You ask Bella to come in for an appointment so that you can meet her, check her blood pressure and discuss her medications.

Bella has a normal BP and is happy with the effects of the hormone therapy.

You let Bella know that current recommendations are to use the lowest effective dose of cyproterone and that her dose can be reduced. She is a little wary of making changes but agrees to reduce the cyproterone to 25mg od with a view to further reducing in the future if that goes well.

You ask Bella to go for a blood test as this hasn't been done in the last 12 months. Which blood tests do you check?

 

Monitoring

Blood tests should be checked 3-6 monthly in the first year and annually thereafter.

Monitoring blood tests for a patient on oestrogen based GAHT:

Investigation Comment
Electrolytes If on spironolactone
Liver Function Test If abnormal use transdermal oestrogen and avoid cyproterone
Lipids Treat according to NHF CVD guide – consider as a male (conservative option)
Oestrogen Only checked to ensure levels aren't supraphysiological. There is no target level as evidence suggests that levels don't correlate with physical effects, and exogenous oestrogen is not well measured in the serum. Oestrogen level should not exceed 500pmol/L
Testosterone

On cyproterone – level should be suppressed <2nmol/L

On spironolactone – no need to measure as it doesn't usually suppress

Bella's results are normal, and you provide her with a 3 month prescription for progynova 5mg od and cyproterone 25mg od, with a plan to see her in 3 months to discuss a further cyproterone reduction.

 

Common questions

Cardiovascular risk

In someone with risk factors for thrombosis and increased cardiovascular risk (e.g. smoking, IHD, migraine with aura, older age), it's recommended to use oestrogen patches at the lowest effective dose, and a discussion about the potential risk of cyproterone is warranted.

There is limited data available, but given the increased VTE risk when using cyproterone in other contexts (e.g. GINET), this would seem sensible.
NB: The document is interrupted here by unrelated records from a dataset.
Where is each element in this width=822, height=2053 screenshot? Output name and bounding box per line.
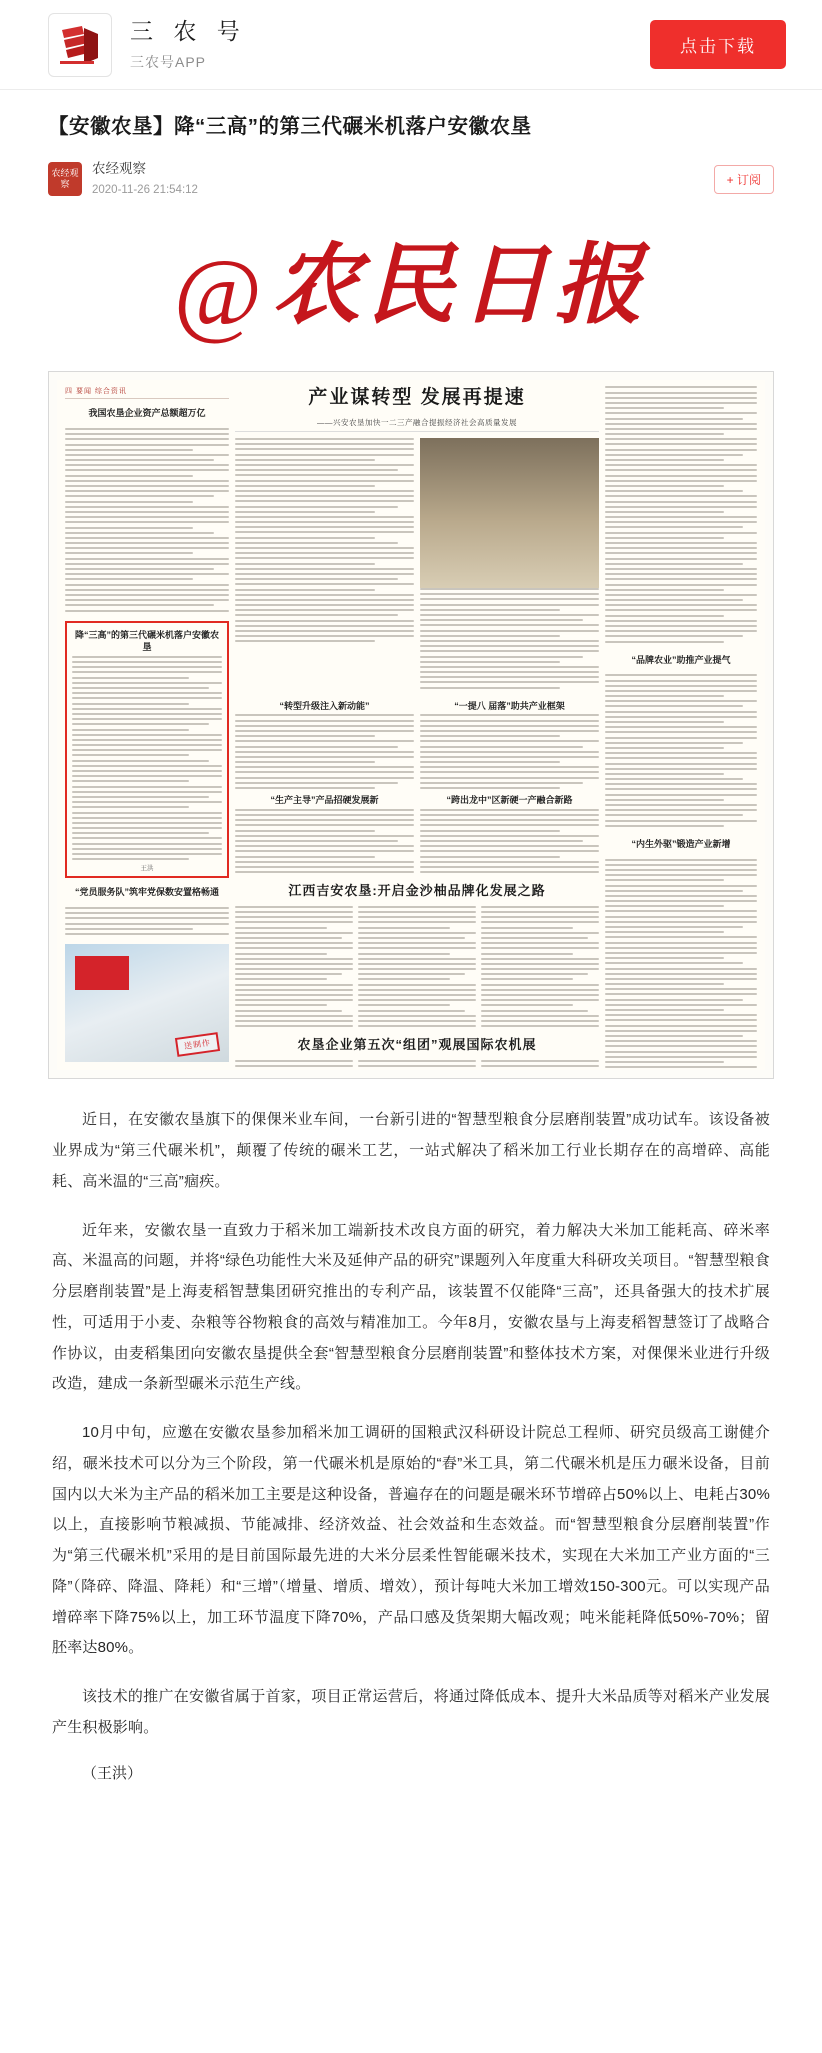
newspaper-center-sub-3: “生产主导”产品招硬发展新 [270, 795, 379, 806]
at-sign-glyph: @ [173, 239, 263, 347]
newspaper-center-textcol [235, 438, 414, 692]
newspaper-section-header: 四 要闻 综合资讯 [65, 386, 229, 399]
newspaper-center-lines-e [235, 809, 414, 873]
publish-timestamp: 2020-11-26 21:54:12 [92, 184, 198, 196]
newspaper-center-col2 [420, 698, 599, 876]
newspaper-left-title-1: 我国农垦企业资产总额超万亿 [88, 408, 206, 419]
newspaper-center-col1 [235, 698, 414, 876]
newspaper-photo-flag [65, 944, 229, 1062]
newspaper-right-lines-1 [605, 386, 757, 645]
download-button[interactable]: 点击下载 [650, 20, 786, 69]
app-header [0, 0, 822, 90]
brand-title: 三 农 号 [130, 18, 247, 45]
byline-text [92, 159, 198, 200]
newspaper-left-title-2: “党员服务队”筑牢党保数安置格畅通 [74, 887, 219, 898]
masthead-inner [48, 238, 774, 347]
newspaper-main-title: 产业谋转型 发展再提速 [308, 387, 526, 409]
newspaper-section2-title: 江西吉安农垦:开启金沙柚品牌化发展之路 [288, 883, 546, 899]
newspaper-center-top [235, 438, 599, 692]
newspaper-center-mid [235, 698, 599, 876]
brand-subtitle: 三农号APP [130, 53, 207, 70]
newspaper-section3-body [235, 1060, 599, 1071]
newspaper-column-left [65, 386, 229, 1070]
newspaper-column-right [605, 386, 757, 1070]
newspaper-main-subtitle: ——兴安农垦加快一二三产融合提振经济社会高质量发展 [235, 417, 599, 432]
subscribe-button[interactable]: + 订阅 [714, 165, 774, 194]
byline [48, 159, 774, 206]
newspaper-center-lines-a [235, 438, 414, 642]
avatar-label: 农经观察 [51, 168, 79, 190]
highlighted-article-sign: 王洪 [140, 865, 154, 873]
newspaper-right-lines-2 [605, 674, 757, 830]
newspaper-scan[interactable] [48, 371, 774, 1079]
avatar[interactable] [48, 162, 82, 196]
article-body [0, 1079, 822, 1798]
highlighted-article-box [65, 621, 229, 879]
highlighted-article-title: 降“三高”的第三代碾米机落户安徽农垦 [74, 629, 219, 653]
newspaper-section3-title: 农垦企业第五次“组团”观展国际农机展 [297, 1037, 537, 1053]
newspaper-center-sub-4: “跨出龙中”区新硬一产融合新路 [446, 795, 573, 806]
newspaper-center-sub-2: “一提八 届落”助共产业框架 [454, 700, 565, 711]
newspaper-right-sub-2: “内生外驱”锻造产业新增 [631, 838, 731, 849]
newspaper-center-lines-f [420, 809, 599, 873]
article-signature: （王洪） [82, 1764, 143, 1782]
newspaper-section2-body [235, 906, 599, 1031]
page-title: 【安徽农垦】降“三高”的第三代碾米机落户安徽农垦 [48, 115, 532, 138]
newspaper-center-lines-b [420, 588, 599, 689]
newspaper-section3-lines-3 [481, 1060, 599, 1071]
masthead-title: 农民日报 [272, 238, 649, 336]
newspaper-left-title-3 [65, 1068, 229, 1070]
newspaper-center-sub-1: “转型升级注入新动能” [279, 700, 370, 711]
article-header [0, 90, 822, 205]
newspaper-section2-lines-3 [481, 906, 599, 1031]
newspaper-center-lines-d [420, 714, 599, 789]
newspaper-body-lines [65, 428, 229, 615]
newspaper-right-lines-3 [605, 859, 757, 1071]
photo-stamp: 送制作 [175, 1032, 220, 1057]
article-paragraph: 近日，在安徽农垦旗下的倮倮米业车间，一台新引进的“智慧型粮食分层磨削装置”成功试车。该设备被业界成为“第三代碾米机”，颠覆了传统的碾米工艺，一站式解决了稻米加工行业长期存在的高增碎、高能耗、高米温的“三高”痼疾。 [52, 1111, 770, 1190]
newspaper-center-lines-c [235, 714, 414, 789]
masthead-image [0, 205, 822, 345]
newspaper-left-lines-2 [65, 907, 229, 938]
newspaper-page [57, 380, 765, 1070]
sannonghao-logo-icon [58, 24, 102, 66]
article-paragraph: 该技术的推广在安徽省属于首家，项目正常运营后，将通过降低成本、提升大米品质等对稻米产业发展产生积极影响。 [52, 1688, 770, 1736]
newspaper-section3-lines-1 [235, 1060, 353, 1071]
newspaper-section2-lines-2 [358, 906, 476, 1031]
newspaper-section3-lines-2 [358, 1060, 476, 1071]
app-logo [48, 13, 112, 77]
newspaper-column-center [235, 386, 599, 1070]
brand-block [130, 17, 247, 72]
newspaper-section2-lines-1 [235, 906, 353, 1031]
newspaper-right-sub-1: “品牌农业”助推产业提气 [631, 654, 731, 665]
newspaper-center-photocol [420, 438, 599, 692]
highlighted-article-lines [72, 656, 222, 860]
article-paragraph: 10月中旬，应邀在安徽农垦参加稻米加工调研的国粮武汉科研设计院总工程师、研究员级高工谢健介绍，碾米技术可以分为三个阶段，第一代碾米机是原始的“舂”米工具，第二代碾米机是压力碾米设备，目前国内以大米为主产品的稻米加工主要是这种设备，普遍存在的问题是碾米环节增碎占50%以上、电耗占30%以上，直接影响节粮减损、节能减排、经济效益、社会效益和生态效益。而“智慧型粮食分层磨削装置”作为“第三代碾米机”采用的是目前国际最先进的大米分层柔性智能碾米技术，实现在大米加工产业方面的“三降”（降碎、降温、降耗）和“三增”（增量、增质、增效），预计每吨大米加工增效150-300元。可以实现产品增碎率下降75%以上，加工环节温度下降70%，产品口感及货架期大幅改观；吨米能耗降低50%-70%；留胚率达80%。 [52, 1424, 770, 1657]
author-name[interactable]: 农经观察 [92, 160, 146, 176]
newspaper-photo-sheep [420, 438, 599, 588]
article-paragraph: 近年来，安徽农垦一直致力于稻米加工端新技术改良方面的研究，着力解决大米加工能耗高、碎米率高、米温高的问题，并将“绿色功能性大米及延伸产品的研究”课题列入年度重大科研攻关项目。“智慧型粮食分层磨削装置”是上海麦稻智慧集团研究推出的专利产品，该装置不仅能降“三高”，还具备强大的技术扩展性，可适用于小麦、杂粮等谷物粮食的高效与精准加工。今年8月，安徽农垦与上海麦稻智慧签订了战略合作协议，由麦稻集团向安徽农垦提供全套“智慧型粮食分层磨削装置”和整体技术方案，对倮倮米业进行升级改造，建成一条新型碾米示范生产线。 [52, 1221, 770, 1393]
Patients need to be informed of the risk of oestrogen increasing the risk of thrombosis and CVD, but it would be unethical to withhold treatment. The benefits of GAHT (and the risks of withholding it) need to be weighed against any potential increased risk.

Progesterone

Some clients may request progesterone treatment, particularly to support breast development. At present, there is no good quality evidence to support an effect, and it may increase the risk of venous thromboembolism. Therefore, most guidelines, including the NZ guidelines, recommend against its use as part of feminising GAHT.

Other considerations

  • Ensure you have recorded the patient's desired name and pronouns on your PMS.
  • Feminising GAHT causes infertility, and patients should have been offered fertility preservation before starting GAHT.
  • Gender affirming voice therapy is available in some regions
  • Gender affirming genital surgery referrals can be made after 12 months of hormone therapy. The referral form can be found here.

This MedCase was written in 2022 by Dr Rona Carroll ( she/her), Senior Lecturer University of Otago and General Practitioner and reviewed by Professor Bruce Arroll, University of Auckland.